Pour étudier davantage ce processus de normalisation et de diffusion de l’évitement fiscal en contexte canadien et son rôle dans la reconduction de la stratégie particulière de la dette intra-groupe et de l’évitement fiscal en général, cette publication approfondit la recherche menée par l’IRIS en 2023 sur les 67 entreprises multinationales canadiennes qui ont transféré des sommes au Luxembourg pour diminuer leur participation aux revenus fiscaux du Canada et à l’étranger10. Nous analysons l’itinéraire professionnel des 1277 personnes ayant siégé à des conseils d’administration de 52 de ces entreprises et constatons que parmi celles-ci se trouvent 272 individus qui ont eu, à un moment ou à un autre de leur carrière, une responsabilité au sein d’une institution publique ou parapublique. L’objectif de cette démarche est de décrire en quoi la porosité entre les secteurs privé et public sur le plan de l’évitement fiscal a pu participer à la reconduction de la stratégie de la dette intra-groupe au Canada dans les 30 dernières années.

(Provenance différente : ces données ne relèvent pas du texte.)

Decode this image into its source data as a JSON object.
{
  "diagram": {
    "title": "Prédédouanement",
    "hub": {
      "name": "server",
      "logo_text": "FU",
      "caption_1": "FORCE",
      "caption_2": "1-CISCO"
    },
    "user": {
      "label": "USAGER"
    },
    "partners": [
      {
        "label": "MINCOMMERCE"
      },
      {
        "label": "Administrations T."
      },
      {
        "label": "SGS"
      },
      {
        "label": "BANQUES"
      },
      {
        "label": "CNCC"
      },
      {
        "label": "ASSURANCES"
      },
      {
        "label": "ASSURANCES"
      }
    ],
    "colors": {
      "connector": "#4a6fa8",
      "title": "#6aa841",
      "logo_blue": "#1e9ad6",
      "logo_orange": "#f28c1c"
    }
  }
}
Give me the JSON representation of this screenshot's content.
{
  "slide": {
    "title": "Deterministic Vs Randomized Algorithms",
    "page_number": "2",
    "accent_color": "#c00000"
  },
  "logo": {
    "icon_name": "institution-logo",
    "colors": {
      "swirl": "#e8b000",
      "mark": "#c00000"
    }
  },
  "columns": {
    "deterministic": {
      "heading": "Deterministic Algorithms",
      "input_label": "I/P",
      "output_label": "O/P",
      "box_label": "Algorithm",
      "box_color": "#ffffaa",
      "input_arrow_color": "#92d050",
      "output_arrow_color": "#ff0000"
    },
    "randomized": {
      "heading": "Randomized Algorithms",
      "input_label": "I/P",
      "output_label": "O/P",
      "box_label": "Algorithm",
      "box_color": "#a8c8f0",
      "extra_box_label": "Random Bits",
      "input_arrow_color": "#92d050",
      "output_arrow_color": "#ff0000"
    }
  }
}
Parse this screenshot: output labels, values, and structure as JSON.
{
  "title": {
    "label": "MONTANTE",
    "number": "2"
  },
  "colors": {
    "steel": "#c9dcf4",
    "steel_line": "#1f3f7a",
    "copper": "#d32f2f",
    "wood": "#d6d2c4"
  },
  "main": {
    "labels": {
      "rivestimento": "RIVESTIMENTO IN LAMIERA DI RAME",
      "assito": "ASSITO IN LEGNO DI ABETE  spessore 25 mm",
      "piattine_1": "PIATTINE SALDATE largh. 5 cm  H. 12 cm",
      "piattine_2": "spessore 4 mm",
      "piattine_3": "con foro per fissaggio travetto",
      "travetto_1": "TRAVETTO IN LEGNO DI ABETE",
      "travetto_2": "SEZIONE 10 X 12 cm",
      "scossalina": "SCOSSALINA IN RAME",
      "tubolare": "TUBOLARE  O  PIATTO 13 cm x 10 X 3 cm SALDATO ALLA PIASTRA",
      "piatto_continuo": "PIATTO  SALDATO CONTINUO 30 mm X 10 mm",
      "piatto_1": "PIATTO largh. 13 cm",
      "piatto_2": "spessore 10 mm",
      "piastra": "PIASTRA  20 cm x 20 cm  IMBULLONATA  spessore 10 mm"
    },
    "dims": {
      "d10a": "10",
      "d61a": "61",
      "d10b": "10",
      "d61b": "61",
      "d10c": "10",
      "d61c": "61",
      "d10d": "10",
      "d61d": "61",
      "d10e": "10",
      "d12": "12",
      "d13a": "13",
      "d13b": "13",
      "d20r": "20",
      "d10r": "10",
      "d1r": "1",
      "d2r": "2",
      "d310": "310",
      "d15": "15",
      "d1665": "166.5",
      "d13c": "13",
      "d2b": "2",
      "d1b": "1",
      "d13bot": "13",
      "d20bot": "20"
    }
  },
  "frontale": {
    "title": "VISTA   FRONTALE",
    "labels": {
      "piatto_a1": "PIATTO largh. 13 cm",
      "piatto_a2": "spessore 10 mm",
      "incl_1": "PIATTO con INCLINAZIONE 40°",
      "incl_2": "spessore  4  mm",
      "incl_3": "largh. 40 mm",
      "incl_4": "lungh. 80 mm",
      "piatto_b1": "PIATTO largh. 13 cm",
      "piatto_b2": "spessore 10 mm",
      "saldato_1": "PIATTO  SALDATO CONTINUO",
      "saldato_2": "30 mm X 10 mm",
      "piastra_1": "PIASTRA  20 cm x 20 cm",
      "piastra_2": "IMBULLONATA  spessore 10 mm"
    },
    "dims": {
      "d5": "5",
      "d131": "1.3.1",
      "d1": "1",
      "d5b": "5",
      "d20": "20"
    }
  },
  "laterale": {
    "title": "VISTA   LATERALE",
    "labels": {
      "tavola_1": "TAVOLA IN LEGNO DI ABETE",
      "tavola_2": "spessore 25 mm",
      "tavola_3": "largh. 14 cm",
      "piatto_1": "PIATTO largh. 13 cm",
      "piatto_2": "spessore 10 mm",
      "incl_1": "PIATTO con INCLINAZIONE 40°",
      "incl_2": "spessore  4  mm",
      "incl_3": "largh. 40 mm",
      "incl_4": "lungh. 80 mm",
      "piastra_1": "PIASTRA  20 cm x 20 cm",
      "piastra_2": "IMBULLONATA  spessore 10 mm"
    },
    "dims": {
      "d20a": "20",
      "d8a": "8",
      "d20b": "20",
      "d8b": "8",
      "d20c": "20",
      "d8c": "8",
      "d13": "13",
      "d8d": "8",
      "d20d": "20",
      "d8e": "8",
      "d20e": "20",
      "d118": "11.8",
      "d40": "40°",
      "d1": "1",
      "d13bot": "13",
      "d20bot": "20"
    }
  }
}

L’évitement fiscal comme stratégie légale d’abaissement des obligations fiscales d’une entreprise repose sur une série de facteurs internes et externes à l’entreprise11. Parmi ceux-ci, la question des connexions politiques de l’entreprise est un facteur interne pouvant contribuer à l’évitement fiscal12. Le niveau de connexions politiques d’une entreprise est mesuré à partir de différents indicateurs, tels que le parcours professionnel des administrateurs et administratrices, la contribution à des organisations politiques, les activités de lobbyisme, etc. Par exemple, une étude menée aux États-Unis a démontré que les entreprises recourant à des administrateurs et administratrices ayant déjà été en politique active sont plus susceptibles de mettre en place des stratégies agressives d’évitement fiscal13. Une autre recherche a pour sa part établi un lien entre l’abaissement du taux d’imposition effectif d’une entreprise et le fait que son CA compte sur des personnes qui siègent également aux CA d’entreprises ayant un taux d’imposition bas, ce qui favorise le partage de connaissances à cet égard14.

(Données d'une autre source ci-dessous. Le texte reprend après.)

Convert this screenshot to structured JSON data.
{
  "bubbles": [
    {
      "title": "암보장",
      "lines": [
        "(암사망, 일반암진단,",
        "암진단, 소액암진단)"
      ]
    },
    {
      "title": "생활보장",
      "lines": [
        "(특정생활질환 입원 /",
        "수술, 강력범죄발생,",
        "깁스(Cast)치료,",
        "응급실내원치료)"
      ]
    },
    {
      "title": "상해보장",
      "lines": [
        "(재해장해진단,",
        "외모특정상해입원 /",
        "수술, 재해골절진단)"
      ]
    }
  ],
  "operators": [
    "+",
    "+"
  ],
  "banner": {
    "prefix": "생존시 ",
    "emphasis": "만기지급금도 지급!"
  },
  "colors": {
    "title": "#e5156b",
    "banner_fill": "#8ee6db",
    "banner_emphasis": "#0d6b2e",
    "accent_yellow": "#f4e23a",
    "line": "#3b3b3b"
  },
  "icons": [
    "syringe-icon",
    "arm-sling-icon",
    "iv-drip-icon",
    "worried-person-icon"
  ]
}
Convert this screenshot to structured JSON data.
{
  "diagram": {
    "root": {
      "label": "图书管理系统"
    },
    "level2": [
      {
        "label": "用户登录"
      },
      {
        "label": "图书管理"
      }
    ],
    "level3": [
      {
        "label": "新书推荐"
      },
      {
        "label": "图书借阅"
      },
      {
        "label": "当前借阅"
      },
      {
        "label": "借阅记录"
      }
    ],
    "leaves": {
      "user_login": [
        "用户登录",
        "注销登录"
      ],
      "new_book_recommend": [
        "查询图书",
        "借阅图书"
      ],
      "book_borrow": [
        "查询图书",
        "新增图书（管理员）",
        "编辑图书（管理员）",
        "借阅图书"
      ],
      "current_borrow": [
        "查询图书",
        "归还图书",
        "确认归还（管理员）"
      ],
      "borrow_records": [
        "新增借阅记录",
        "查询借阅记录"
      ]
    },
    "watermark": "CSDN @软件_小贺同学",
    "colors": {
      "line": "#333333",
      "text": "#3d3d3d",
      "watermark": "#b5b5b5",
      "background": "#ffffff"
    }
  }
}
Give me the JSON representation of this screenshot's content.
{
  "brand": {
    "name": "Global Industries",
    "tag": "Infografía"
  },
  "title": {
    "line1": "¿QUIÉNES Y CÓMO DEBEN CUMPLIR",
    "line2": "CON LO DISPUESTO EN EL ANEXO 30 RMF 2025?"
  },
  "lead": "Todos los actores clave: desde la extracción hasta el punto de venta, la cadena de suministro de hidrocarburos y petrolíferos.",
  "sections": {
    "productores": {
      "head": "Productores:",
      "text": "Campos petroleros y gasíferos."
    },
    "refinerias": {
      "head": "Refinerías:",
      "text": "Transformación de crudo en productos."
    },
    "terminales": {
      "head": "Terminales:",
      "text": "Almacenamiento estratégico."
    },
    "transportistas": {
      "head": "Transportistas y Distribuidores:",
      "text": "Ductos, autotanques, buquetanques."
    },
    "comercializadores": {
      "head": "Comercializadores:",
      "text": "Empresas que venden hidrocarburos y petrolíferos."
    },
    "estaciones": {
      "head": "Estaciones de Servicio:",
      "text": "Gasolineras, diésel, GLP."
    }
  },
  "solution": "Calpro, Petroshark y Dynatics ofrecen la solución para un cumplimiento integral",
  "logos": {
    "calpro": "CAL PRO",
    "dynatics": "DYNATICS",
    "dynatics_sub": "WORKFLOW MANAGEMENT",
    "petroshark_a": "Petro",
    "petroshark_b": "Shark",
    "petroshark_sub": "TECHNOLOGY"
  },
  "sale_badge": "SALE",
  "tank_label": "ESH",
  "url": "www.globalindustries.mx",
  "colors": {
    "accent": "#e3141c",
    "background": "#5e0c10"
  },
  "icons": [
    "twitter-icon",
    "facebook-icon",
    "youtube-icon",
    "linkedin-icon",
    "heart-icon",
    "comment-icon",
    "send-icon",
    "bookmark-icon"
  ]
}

La recherche universitaire portant sur l’évitement fiscal des entreprises accorde ainsi une attention particulière au CA des entreprises et à sa composition, puisqu’il s’agit d’une instance déterminante pour la stratégie fiscale de l’entreprise. Sur les plans formel et légal, la question de la fiscalité fait partie des devoirs de gouvernance des administrateurs et administratrices, puisque le CA est une instance de surveillance de la conformité de l’entreprise à ses obligations diverses15. Ensuite, sur le plan social, la composition du CA participe au réseau politique et économique de l’entreprise, ce qui est considéré comme une variable susceptible d’influencer les stratégies fiscales de l’entreprise.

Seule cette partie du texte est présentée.